Penn Professor Emily Wilson Wins ACLS Fellowship

PHILADELPHIA-- Emily Wilson, assistant professor of classical studies at the University of Pennsylvania, is the recipient of a 2004-2005 American Council of Learned Society Fellowship.

ACLS made awards totaling more than $2.3 million dollars to 60 scholars for postdoctoral research in the humanities and humanities-related social sciences.

From 926 applicants, awards were made to 25 women and 35 men for research periods of six months to one year.  The Fellows are affiliated with 48 institutions in the United States and one in Canada.
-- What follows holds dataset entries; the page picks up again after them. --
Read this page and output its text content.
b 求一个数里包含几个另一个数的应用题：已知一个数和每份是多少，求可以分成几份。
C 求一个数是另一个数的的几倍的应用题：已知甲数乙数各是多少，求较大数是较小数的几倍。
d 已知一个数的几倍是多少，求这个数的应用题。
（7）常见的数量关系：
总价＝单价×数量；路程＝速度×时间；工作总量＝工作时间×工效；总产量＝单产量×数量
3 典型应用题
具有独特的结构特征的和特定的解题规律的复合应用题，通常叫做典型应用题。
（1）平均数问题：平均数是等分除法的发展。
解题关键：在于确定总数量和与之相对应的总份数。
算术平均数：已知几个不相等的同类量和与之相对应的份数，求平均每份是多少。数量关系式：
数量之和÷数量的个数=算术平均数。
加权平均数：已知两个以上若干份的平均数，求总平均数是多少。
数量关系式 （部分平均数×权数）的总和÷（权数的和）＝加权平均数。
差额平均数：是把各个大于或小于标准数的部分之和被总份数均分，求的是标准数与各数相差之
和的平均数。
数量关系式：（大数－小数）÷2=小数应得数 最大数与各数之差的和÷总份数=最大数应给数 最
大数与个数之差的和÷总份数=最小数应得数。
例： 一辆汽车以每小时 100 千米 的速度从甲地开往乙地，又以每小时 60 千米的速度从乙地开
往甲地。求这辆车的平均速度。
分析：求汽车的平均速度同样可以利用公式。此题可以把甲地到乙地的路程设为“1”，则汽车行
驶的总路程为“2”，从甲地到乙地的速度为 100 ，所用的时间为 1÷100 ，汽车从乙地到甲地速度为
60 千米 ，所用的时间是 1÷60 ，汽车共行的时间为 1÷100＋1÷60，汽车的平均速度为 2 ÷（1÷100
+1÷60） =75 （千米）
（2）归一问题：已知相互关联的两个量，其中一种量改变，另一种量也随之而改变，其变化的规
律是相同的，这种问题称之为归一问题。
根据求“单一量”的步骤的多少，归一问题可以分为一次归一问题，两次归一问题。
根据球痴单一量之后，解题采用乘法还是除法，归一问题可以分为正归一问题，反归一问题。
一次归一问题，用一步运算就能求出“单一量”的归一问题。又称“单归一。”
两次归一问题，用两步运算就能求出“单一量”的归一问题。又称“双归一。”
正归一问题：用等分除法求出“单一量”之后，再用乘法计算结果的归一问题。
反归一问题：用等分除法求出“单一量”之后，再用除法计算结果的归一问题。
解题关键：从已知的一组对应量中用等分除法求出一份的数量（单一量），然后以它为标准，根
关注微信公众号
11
Wilson was awarded $30,000, to be used in conjunction with the $20,000 Rome Prize, which she won earlier this year.  She will use the awards to work in Rome on her forthcoming book, "The Death of Socrates: Reflections and Constructions after Plato."  The book will focus on the changing meanings of the story of Socrates' death, from Plato and Zenophon to the present day.

Wilson, who is also doing a new translation of Seneca's tragedies, said, " I am interested in how Socrates' death is recalled in the depiction of other deaths, martyrdoms and executions and in how the idea of Socrates has informed later concepts of individuality and the self."

Wilson's scholarly interests cover many aspects of Greek and Latin poetry and drama, the classical tradition and the reception of classical literature in the Renaissance.